Os motores silenciaram. A porta abriu-se. Entraram homens do aeroporto, de uniforme, com caras sérias. Atrás deles, homens de fato, um com um distintivo do Ministério dos Negócios Estrangeiros.
E, no meio deles, um homem de meia-idade, de olhar afiado, rodeado de militares. Saki reconheceu-o imediatamente: Saito, o seu superior. Um dos agentes anunciou com voz de trovão:
— Em nome da lei, ficam todos detidos por crimes de segurança aérea e detenção ilegal. Os passageiros soltaram um suspiro coletivo.
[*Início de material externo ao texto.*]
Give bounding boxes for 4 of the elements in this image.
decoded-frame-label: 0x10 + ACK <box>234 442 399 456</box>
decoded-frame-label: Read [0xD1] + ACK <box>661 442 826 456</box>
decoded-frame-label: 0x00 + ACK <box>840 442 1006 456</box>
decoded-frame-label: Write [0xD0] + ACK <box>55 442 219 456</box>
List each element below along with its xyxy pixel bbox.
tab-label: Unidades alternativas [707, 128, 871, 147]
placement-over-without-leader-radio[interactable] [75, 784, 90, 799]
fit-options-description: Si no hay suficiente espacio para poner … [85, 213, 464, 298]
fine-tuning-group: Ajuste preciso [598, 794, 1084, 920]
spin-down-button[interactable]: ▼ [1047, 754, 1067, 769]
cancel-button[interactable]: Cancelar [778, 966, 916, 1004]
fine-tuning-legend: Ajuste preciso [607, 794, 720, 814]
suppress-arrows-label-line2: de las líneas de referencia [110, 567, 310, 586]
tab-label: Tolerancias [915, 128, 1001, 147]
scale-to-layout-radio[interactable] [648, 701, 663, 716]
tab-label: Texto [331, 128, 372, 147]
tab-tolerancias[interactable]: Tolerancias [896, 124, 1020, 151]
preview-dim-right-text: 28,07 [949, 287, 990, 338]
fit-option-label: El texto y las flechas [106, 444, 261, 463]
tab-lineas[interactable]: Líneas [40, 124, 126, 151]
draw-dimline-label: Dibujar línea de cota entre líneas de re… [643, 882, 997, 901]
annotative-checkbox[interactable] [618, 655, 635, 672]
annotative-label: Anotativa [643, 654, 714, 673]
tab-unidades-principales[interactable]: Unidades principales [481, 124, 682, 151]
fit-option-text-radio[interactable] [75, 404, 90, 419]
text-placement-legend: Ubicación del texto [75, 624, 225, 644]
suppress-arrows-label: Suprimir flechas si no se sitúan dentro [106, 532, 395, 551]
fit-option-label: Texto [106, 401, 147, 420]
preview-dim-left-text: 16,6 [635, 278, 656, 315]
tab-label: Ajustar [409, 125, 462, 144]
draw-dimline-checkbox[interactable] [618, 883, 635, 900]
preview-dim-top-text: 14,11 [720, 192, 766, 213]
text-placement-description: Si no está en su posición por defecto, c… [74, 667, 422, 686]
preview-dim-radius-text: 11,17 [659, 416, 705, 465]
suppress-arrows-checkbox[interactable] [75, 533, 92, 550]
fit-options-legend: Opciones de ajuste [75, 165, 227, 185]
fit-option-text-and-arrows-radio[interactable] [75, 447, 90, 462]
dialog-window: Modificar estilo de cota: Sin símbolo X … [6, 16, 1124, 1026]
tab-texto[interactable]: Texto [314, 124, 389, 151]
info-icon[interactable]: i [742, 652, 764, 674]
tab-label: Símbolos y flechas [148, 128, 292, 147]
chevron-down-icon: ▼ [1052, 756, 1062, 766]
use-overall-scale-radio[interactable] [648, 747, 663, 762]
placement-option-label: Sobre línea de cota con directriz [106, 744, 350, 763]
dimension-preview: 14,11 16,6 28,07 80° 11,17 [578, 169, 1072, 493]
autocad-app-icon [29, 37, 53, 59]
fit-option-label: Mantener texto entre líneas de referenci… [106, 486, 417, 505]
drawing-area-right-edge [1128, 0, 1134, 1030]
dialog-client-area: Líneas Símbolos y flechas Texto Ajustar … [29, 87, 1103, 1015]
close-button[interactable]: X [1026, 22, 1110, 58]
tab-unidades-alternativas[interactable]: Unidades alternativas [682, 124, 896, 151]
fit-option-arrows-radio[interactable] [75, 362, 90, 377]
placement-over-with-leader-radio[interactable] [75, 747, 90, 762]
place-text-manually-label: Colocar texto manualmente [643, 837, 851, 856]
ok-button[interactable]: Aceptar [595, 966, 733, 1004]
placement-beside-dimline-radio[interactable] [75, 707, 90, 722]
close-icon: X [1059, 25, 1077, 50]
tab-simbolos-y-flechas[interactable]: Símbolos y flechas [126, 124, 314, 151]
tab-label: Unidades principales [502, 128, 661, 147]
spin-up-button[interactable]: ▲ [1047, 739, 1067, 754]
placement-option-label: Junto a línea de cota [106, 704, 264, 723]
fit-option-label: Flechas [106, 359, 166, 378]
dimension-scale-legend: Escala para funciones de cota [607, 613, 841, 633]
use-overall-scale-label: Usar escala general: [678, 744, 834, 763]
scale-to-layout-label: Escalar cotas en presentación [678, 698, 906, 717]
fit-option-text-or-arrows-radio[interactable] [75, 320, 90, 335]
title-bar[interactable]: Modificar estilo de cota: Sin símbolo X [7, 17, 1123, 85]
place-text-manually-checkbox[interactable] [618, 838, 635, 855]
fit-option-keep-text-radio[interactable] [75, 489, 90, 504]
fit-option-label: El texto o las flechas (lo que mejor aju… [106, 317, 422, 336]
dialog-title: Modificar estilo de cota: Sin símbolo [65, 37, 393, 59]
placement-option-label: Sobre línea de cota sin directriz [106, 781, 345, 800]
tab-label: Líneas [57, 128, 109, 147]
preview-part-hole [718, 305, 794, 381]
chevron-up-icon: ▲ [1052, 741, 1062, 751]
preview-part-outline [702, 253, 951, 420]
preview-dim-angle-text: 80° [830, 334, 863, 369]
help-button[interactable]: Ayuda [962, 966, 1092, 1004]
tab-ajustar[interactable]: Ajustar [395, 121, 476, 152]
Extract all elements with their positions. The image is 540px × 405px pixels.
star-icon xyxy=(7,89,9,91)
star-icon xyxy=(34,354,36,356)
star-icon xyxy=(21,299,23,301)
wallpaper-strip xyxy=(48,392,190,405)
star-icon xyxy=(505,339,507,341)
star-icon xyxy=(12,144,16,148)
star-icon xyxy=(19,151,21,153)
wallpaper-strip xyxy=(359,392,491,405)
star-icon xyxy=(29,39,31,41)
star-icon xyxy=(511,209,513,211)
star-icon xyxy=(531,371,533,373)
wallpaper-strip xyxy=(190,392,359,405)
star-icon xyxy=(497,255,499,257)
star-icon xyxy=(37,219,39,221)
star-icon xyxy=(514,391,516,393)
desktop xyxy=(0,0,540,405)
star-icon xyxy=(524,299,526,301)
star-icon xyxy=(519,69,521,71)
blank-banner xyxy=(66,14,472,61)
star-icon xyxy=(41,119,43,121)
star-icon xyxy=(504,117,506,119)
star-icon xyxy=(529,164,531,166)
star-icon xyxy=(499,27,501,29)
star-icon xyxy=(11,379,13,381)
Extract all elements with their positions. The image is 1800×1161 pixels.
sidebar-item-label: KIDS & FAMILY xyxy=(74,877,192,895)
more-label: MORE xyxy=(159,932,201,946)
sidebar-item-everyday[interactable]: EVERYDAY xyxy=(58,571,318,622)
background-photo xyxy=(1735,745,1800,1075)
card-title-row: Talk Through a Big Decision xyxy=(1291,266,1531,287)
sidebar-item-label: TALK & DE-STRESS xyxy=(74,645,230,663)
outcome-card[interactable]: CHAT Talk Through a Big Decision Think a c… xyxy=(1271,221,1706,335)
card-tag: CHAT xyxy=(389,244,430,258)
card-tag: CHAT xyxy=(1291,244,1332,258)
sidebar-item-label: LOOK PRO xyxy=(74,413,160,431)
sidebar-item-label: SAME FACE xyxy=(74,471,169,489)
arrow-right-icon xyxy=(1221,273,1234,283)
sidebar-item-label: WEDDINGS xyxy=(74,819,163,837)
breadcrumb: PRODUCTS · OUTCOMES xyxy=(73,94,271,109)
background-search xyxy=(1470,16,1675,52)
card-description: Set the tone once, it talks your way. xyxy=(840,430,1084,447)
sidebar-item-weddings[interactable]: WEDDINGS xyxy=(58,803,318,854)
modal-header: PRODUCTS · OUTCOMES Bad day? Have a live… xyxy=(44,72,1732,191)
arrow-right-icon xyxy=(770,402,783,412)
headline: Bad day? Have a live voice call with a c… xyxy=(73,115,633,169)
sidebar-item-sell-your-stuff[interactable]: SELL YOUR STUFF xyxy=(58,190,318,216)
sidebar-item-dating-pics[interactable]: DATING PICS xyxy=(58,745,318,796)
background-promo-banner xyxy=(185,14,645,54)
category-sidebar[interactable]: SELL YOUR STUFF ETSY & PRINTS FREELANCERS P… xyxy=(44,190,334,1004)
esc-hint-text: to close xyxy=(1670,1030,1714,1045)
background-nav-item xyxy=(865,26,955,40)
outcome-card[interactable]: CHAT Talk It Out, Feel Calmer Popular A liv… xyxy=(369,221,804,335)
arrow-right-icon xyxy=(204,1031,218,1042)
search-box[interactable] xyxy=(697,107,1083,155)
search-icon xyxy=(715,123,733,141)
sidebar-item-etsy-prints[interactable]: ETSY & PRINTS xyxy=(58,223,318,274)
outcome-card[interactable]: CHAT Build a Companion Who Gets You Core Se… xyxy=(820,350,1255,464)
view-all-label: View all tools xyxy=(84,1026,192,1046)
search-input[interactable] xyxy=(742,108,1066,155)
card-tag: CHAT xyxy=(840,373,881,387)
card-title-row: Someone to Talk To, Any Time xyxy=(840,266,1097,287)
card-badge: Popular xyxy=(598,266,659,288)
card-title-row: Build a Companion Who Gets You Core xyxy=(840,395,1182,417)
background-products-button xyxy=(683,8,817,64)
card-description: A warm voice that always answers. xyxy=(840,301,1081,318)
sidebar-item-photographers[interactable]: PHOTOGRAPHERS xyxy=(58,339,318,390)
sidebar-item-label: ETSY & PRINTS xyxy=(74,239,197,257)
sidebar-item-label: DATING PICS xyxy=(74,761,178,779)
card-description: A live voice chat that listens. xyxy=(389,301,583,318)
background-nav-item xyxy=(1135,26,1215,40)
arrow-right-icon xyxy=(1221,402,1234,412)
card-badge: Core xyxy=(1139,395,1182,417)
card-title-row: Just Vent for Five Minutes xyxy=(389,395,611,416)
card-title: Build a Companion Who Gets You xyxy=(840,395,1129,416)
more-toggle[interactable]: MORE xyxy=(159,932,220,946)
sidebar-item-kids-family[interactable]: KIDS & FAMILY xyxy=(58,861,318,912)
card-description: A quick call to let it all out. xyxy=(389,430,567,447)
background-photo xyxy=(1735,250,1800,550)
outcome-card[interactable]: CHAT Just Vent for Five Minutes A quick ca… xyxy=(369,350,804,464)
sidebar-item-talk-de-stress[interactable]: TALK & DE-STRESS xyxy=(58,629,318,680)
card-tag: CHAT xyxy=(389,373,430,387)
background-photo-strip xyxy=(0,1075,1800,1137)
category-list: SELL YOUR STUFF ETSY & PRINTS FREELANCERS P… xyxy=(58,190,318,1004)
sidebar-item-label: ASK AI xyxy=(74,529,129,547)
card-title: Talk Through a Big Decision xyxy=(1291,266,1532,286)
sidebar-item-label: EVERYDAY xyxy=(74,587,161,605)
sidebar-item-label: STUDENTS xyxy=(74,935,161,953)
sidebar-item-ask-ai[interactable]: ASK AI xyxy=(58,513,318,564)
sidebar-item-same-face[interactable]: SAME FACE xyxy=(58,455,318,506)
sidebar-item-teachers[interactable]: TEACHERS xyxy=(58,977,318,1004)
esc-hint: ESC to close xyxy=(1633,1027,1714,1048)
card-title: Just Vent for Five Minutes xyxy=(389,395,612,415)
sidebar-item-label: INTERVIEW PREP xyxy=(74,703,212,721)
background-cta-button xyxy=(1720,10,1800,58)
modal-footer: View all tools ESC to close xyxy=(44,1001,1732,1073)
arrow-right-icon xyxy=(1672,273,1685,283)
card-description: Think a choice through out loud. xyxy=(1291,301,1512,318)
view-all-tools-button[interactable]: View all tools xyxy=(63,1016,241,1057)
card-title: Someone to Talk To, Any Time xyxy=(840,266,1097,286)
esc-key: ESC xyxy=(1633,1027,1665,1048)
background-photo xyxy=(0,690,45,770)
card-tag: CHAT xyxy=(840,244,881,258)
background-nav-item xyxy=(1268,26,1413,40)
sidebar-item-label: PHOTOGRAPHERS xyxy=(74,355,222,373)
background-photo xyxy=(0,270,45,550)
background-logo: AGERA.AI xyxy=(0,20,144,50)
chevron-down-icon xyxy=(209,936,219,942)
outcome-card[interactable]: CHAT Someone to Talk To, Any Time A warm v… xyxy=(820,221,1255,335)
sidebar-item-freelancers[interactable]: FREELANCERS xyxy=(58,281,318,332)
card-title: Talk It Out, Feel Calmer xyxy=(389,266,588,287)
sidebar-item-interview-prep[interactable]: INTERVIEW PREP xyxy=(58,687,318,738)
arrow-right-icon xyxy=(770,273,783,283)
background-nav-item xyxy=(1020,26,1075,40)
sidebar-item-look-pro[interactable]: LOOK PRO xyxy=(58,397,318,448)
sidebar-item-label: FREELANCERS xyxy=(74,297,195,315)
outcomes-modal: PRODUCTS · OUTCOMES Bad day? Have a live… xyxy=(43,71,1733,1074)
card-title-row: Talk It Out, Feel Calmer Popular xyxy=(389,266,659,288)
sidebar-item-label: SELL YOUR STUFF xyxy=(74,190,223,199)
Acabara. O pesadelo acabara. Os agentes aproximaram-se do comissário e dos outros tripulantes. O som frio das algemas ecoou na cabine.
O homem que dominara o voo com terror era agora um prisioneiro patético. — Quem foi? Quem vos avisou? — gritou, em desespero.
Ninguém respondeu. Saito aproximou-se de Saki, com um olhar severo mas quente. — Mizuki, está bem? Aguentaste muito bem.
Ela tentou falar, mas a voz falhou. Apenas acenou com a cabeça. Uma equipa médica cortou a braçadeira de plástico. Os pulsos dela estavam roxos e dormentes.
— Vais já para o hospital — ordenou Saito. — Vou, mas primeiro… — Saki olhou para a jovem assistente italiana, que estava a ser levada algemada. Um funcionário do Ministério explicou a Saito:
— O comissário perdeu a família num atentado em Kamil, há uns anos.
Culpou as Forças de Autodefesa do Japão pela intervenção. Quando viu o nome do médico Tanaka na lista de passageiros, decidiu vingar-se. Mas o médico cancelou a viagem em cima da hora. Então escolheu a oficial Mizuki como alvo substituto.
— E o que nos permitiu agir tão depressa? — perguntou Saito. O funcionário mostrou um telemóvel com uma mensagem enviada através do Wi-Fi do avião para o formulário de emergência da embaixada japonesa em Itália. Dizia: “No voo ITA 408, uma mulher japonesa está a ser detida ilegalmente por um tripulante.
Ela não é terrorista. Isto é um crime. Ajudem-na. ” Anexada, uma fotografia de Saki algemada.
— Esta denúncia foi a chave — concluiu o funcionário. Saki olhou para Anna, que seguia a ser levada, com o rosto banhado em lágrimas. Foi ela. Anna quebrara o silêncio, vencera o medo, escolhera a justiça.
Saki não disse nada. Apenas devolveu um olhar calmo à jovem. Anna parou por um momento, curvou-se profundamente diante de Saki e ficou assim, a tremer, enquanto as lágrimas caiam no chão. Quando a cabine ficou vazia, Saki levantou-se.
O corpo doía-lhe, mas a coluna estava direita. O vestido rasgado, os pulsos marcados, o rosto cansado. Os passageiros que ainda ali estavam olharam-na em silêncio. Já não era pena.
Era respeito. Sem olhar para trás, Saki desceu o tapete em direção à porta. Ao pisar o solo japonês, o ar frio da noite tocou-lhe o rosto. As luzes do aeroporto brilhavam ao longe, e o som distante de uma sirene misturava-se com o burburinho dos curiosos.
Ela não disse nada. Não precisava de palavras. Deu um passo, depois outro, com a cabeça erguida. Cada passo era o fim daquela noite comprida.
Atrás dela, ficavam o silêncio e a memória de uma mulher que, mesmo amarrada e humilhada, nunca deixou de ser soldado.